By Alister Doyle and Nina Chestney
OSLO/LONDON (Reuters) - Strong action to combat climate change could cumulatively add at least $26 trillion to the world economy by 2030, according to a study on Wednesday which seeks to dispel fears that a shift from fossil fuels will undermine growth.
President Donald Trump, for instance, said last year that he will pull the United States out of a global climate pact called the Paris Agreement because it would impose what he called "draconian financial and economic burdens" on his country.
By contrast, the Global Commission on the Economy and Climate, which includes former heads of government, business leaders and economists, said there was "unprecedented momentum" towards greener growth that would boost jobs and countries' economies.
Bold climate action could deliver at least $26 trillion (£20.21 trillion) in net cumulative benefits from now until 2030 compared with business as usual, it said.
"There's still a perception that moving towards a low-carbon path would be costly," lead author Helen Mountford told Reuters. "What we are trying to do with this report is once and for all put the nails in the coffin on that idea."
The commission's study adds detailed projections since it first issued a report in 2014 to highlight economic opportunities from a shift away from fossil fuels.
Smarter investments in cleaner energy, cities, food and land use, water and industry could generate 65 million new jobs in 2030, equivalent to the workforces of Egypt and Britain combined, the study said.
A shift from fossil fuels to cleaner energies such as wind and solar power would avoid 700,000 premature deaths from air pollution in 2030, it added.
The report recommended high prices on carbon dioxide emissions of $40-$80 per tonne by 2020 in major economies.
Subsidy reforms in the energy sector, coupled with higher carbon prices, could raise $2.8 trillion a year in government revenues in 2030, it said.

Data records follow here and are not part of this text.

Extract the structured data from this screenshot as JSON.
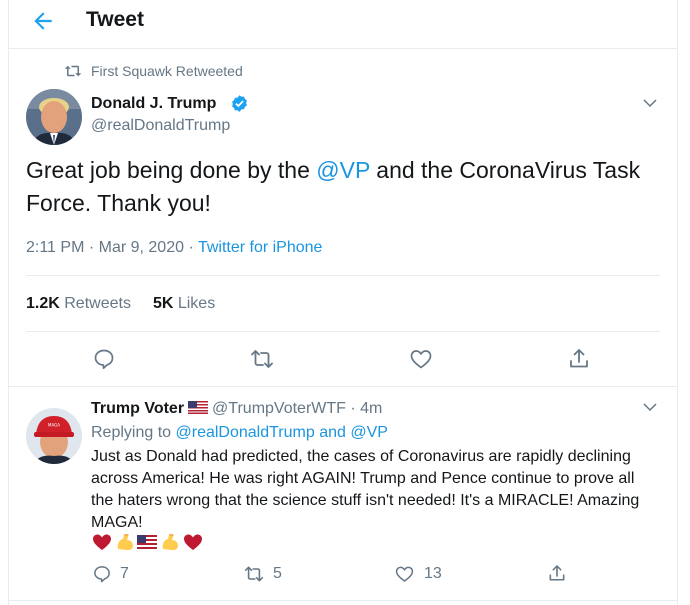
{
  "header": {
    "title": "Tweet"
  },
  "retweet_context": {
    "text": "First Squawk Retweeted"
  },
  "tweet": {
    "author_name": "Donald J. Trump",
    "author_handle": "@realDonaldTrump",
    "text_part1": "Great job being done by the ",
    "mention": "@VP",
    "text_part2": " and the CoronaVirus Task Force. Thank you!",
    "time": "2:11 PM · Mar 9, 2020 · ",
    "source": "Twitter for iPhone",
    "retweets_count": "1.2K",
    "retweets_label": " Retweets",
    "likes_count": "5K",
    "likes_label": " Likes"
  },
  "reply": {
    "author_name": "Trump Voter",
    "author_handle": "@TrumpVoterWTF",
    "time": " · 4m",
    "replying_prefix": "Replying to ",
    "replying_to_1": "@realDonaldTrump",
    "replying_and": " and ",
    "replying_to_2": "@VP",
    "text": "Just as Donald had predicted, the cases of Coronavirus are rapidly declining across America! He was right AGAIN! Trump and Pence continue to prove all the haters wrong that the science stuff isn't needed! It's a MIRACLE! Amazing MAGA!",
    "reply_count": "7",
    "retweet_count": "5",
    "like_count": "13"
  },
  "colors": {
    "link": "#1b95e0",
    "muted": "#657786",
    "divider": "#e6ecf0",
    "verified": "#1da1f2"
  },
  "icons": [
    "back-arrow-icon",
    "retweet-icon",
    "verified-badge-icon",
    "chevron-down-icon",
    "reply-icon",
    "like-icon",
    "share-icon",
    "us-flag-icon",
    "heart-emoji",
    "flexed-biceps-emoji"
  ]
}
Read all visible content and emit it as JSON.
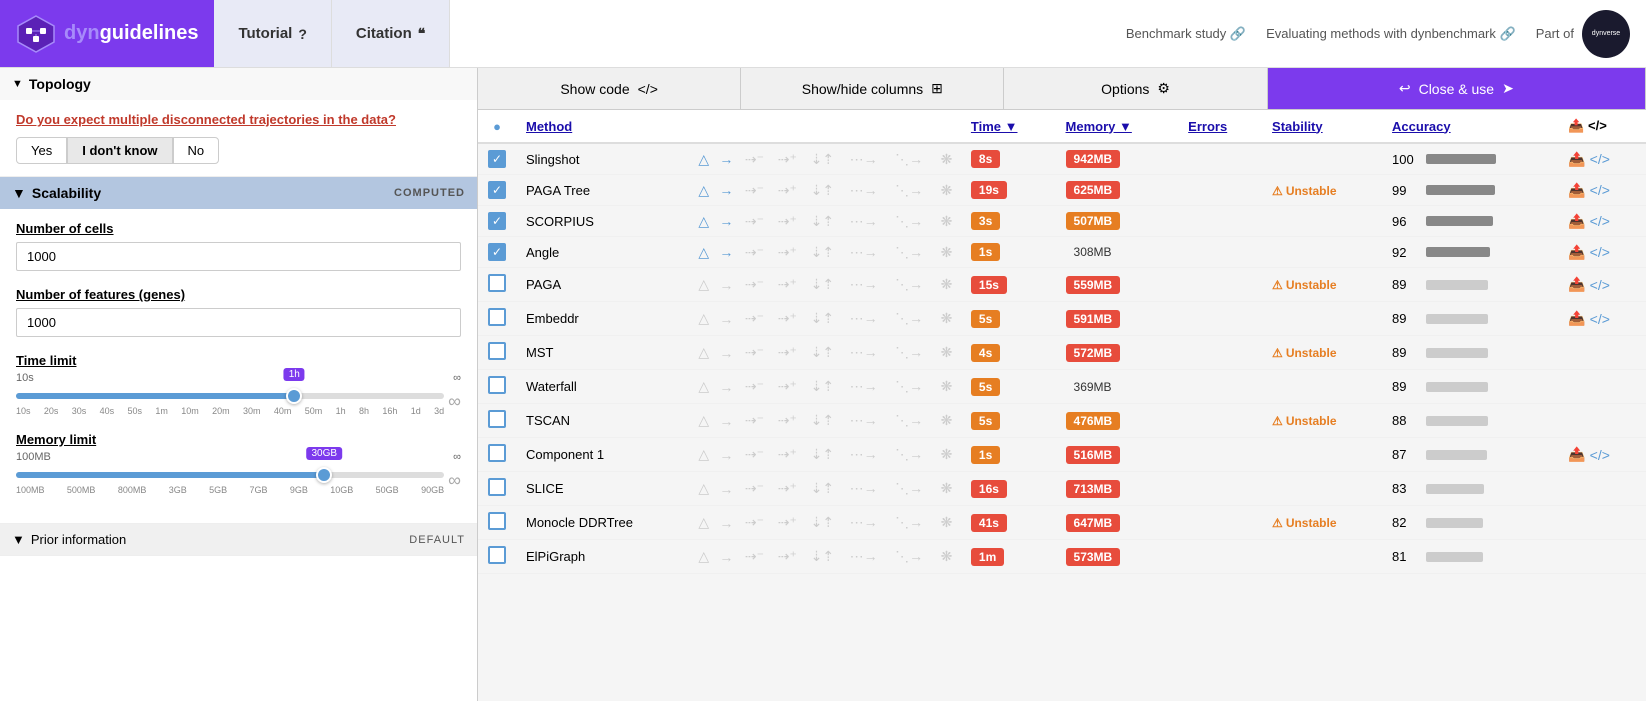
{
  "app": {
    "title": "dynguidelines",
    "title_prefix": "dyn",
    "title_suffix": "guidelines"
  },
  "nav": {
    "tutorial_label": "Tutorial",
    "tutorial_icon": "?",
    "citation_label": "Citation",
    "citation_icon": "❝"
  },
  "header_right": {
    "benchmark_label": "Benchmark study",
    "evaluating_label": "Evaluating methods with dynbenchmark",
    "part_of_label": "Part of",
    "dynverse_label": "dynverse"
  },
  "sidebar": {
    "topology_label": "Topology",
    "topology_arrow": "▼",
    "question": "Do you expect multiple disconnected trajectories in the data?",
    "buttons": [
      "Yes",
      "I don't know",
      "No"
    ],
    "active_button": "I don't know",
    "scalability_label": "Scalability",
    "scalability_arrow": "▼",
    "computed_label": "COMPUTED",
    "cells_label": "Number of cells",
    "cells_value": "1000",
    "genes_label": "Number of features (genes)",
    "genes_value": "1000",
    "time_limit_label": "Time limit",
    "time_min": "10s",
    "time_max": "∞",
    "time_value": "1h",
    "time_ticks": [
      "10s",
      "20s",
      "30s",
      "40s",
      "50s",
      "1m",
      "10m",
      "20m",
      "30m",
      "40m",
      "50m",
      "1h",
      "8h",
      "16h",
      "1d",
      "3d"
    ],
    "memory_limit_label": "Memory limit",
    "memory_min": "100MB",
    "memory_max": "∞",
    "memory_value": "30GB",
    "memory_ticks": [
      "100MB",
      "500MB",
      "800MB",
      "3GB",
      "5GB",
      "7GB",
      "9GB",
      "10GB",
      "50GB",
      "90GB"
    ],
    "prior_label": "Prior information",
    "prior_arrow": "▼",
    "default_label": "DEFAULT"
  },
  "toolbar": {
    "show_code_label": "Show code",
    "show_code_icon": "</>",
    "show_hide_label": "Show/hide columns",
    "show_hide_icon": "⊞",
    "options_label": "Options",
    "options_icon": "⚙",
    "close_label": "Close & use",
    "close_icon": "↩"
  },
  "table": {
    "col_status": "",
    "col_method": "Method",
    "col_time": "Time",
    "col_memory": "Memory",
    "col_errors": "Errors",
    "col_stability": "Stability",
    "col_accuracy": "Accuracy",
    "rows": [
      {
        "checked": true,
        "name": "Slingshot",
        "time": "8s",
        "time_class": "time-red",
        "memory": "942MB",
        "mem_class": "mem-red",
        "stability": "",
        "accuracy": 100,
        "acc_width": 100
      },
      {
        "checked": true,
        "name": "PAGA Tree",
        "time": "19s",
        "time_class": "time-red",
        "memory": "625MB",
        "mem_class": "mem-red",
        "stability": "Unstable",
        "accuracy": 99,
        "acc_width": 99
      },
      {
        "checked": true,
        "name": "SCORPIUS",
        "time": "3s",
        "time_class": "time-orange",
        "memory": "507MB",
        "mem_class": "mem-orange",
        "stability": "",
        "accuracy": 96,
        "acc_width": 96
      },
      {
        "checked": true,
        "name": "Angle",
        "time": "1s",
        "time_class": "time-orange",
        "memory": "308MB",
        "mem_class": "mem-normal",
        "stability": "",
        "accuracy": 92,
        "acc_width": 92
      },
      {
        "checked": false,
        "name": "PAGA",
        "time": "15s",
        "time_class": "time-red",
        "memory": "559MB",
        "mem_class": "mem-red",
        "stability": "Unstable",
        "accuracy": 89,
        "acc_width": 89
      },
      {
        "checked": false,
        "name": "Embeddr",
        "time": "5s",
        "time_class": "time-orange",
        "memory": "591MB",
        "mem_class": "mem-red",
        "stability": "",
        "accuracy": 89,
        "acc_width": 89
      },
      {
        "checked": false,
        "name": "MST",
        "time": "4s",
        "time_class": "time-orange",
        "memory": "572MB",
        "mem_class": "mem-red",
        "stability": "Unstable",
        "accuracy": 89,
        "acc_width": 89
      },
      {
        "checked": false,
        "name": "Waterfall",
        "time": "5s",
        "time_class": "time-orange",
        "memory": "369MB",
        "mem_class": "mem-normal",
        "stability": "",
        "accuracy": 89,
        "acc_width": 89
      },
      {
        "checked": false,
        "name": "TSCAN",
        "time": "5s",
        "time_class": "time-orange",
        "memory": "476MB",
        "mem_class": "mem-orange",
        "stability": "Unstable",
        "accuracy": 88,
        "acc_width": 88
      },
      {
        "checked": false,
        "name": "Component 1",
        "time": "1s",
        "time_class": "time-orange",
        "memory": "516MB",
        "mem_class": "mem-red",
        "stability": "",
        "accuracy": 87,
        "acc_width": 87
      },
      {
        "checked": false,
        "name": "SLICE",
        "time": "16s",
        "time_class": "time-red",
        "memory": "713MB",
        "mem_class": "mem-red",
        "stability": "",
        "accuracy": 83,
        "acc_width": 83
      },
      {
        "checked": false,
        "name": "Monocle DDRTree",
        "time": "41s",
        "time_class": "time-red",
        "memory": "647MB",
        "mem_class": "mem-red",
        "stability": "Unstable",
        "accuracy": 82,
        "acc_width": 82
      },
      {
        "checked": false,
        "name": "ElPiGraph",
        "time": "1m",
        "time_class": "time-red",
        "memory": "573MB",
        "mem_class": "mem-red",
        "stability": "",
        "accuracy": 81,
        "acc_width": 81
      }
    ]
  }
}
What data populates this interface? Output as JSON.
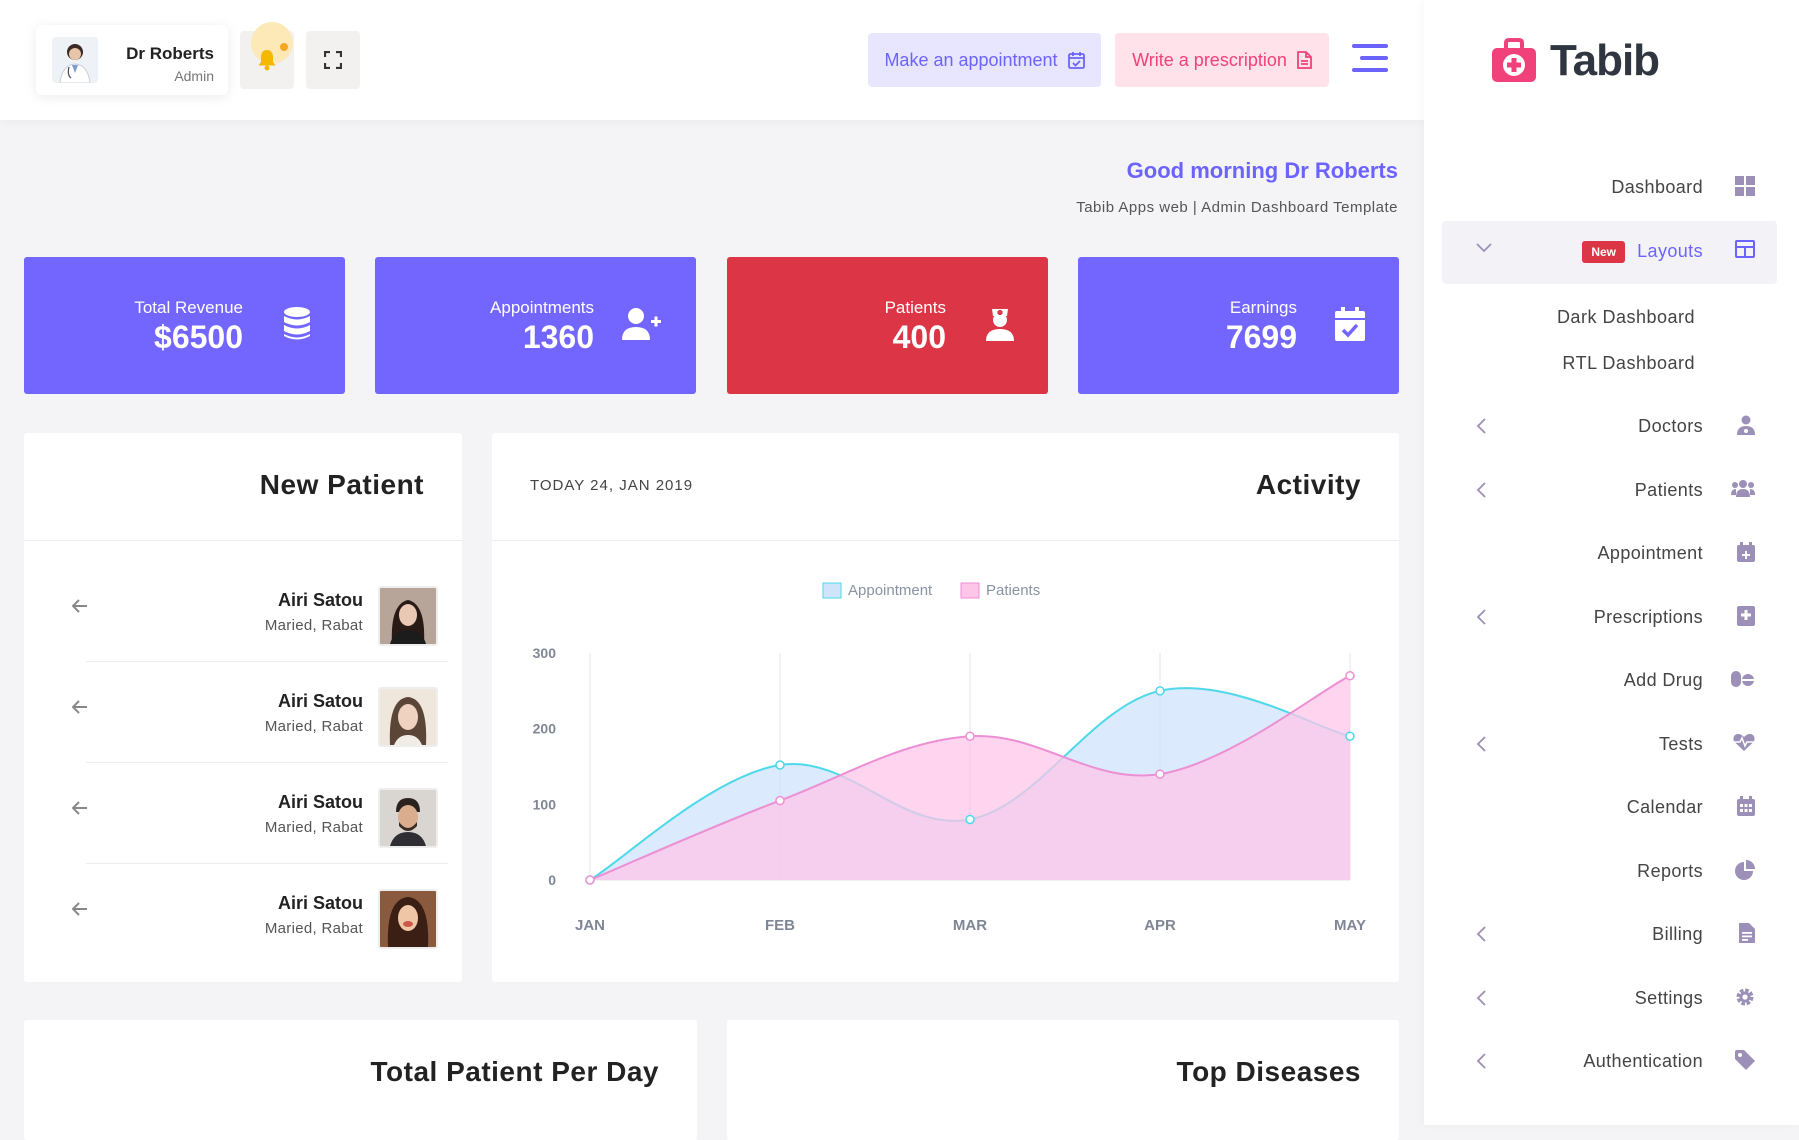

Former Mexican President Felipe Calderon, honorary chair of the Commission, said it was "a manifesto for how we can turn better growth and a better climate into reality". Co-chairs include Paul Pohlman, chief executive of consumer goods group Unilever (LON:ULVR), and Professor Nicholas Stern of the London School of Economics.
Trump, who doubts that man-made emissions of greenhouse gases are the prime cause of climate change and wants to promote the coal industry, has said the 2015 Paris Agreement could cost 2.7 million U.S. jobs by 2025.
But the report predicted that U.S. jobs lost in fossil fuels can be more than offset by a rise in employment in renewables and construction. It said 476,000 people were now employed in wind and solar power in the United States.
Despite signs of climate action the report said "we are not making progress fast enough" to limit a rise in temperatures linked to more floods, heat waves, wildfires and rising sea levels.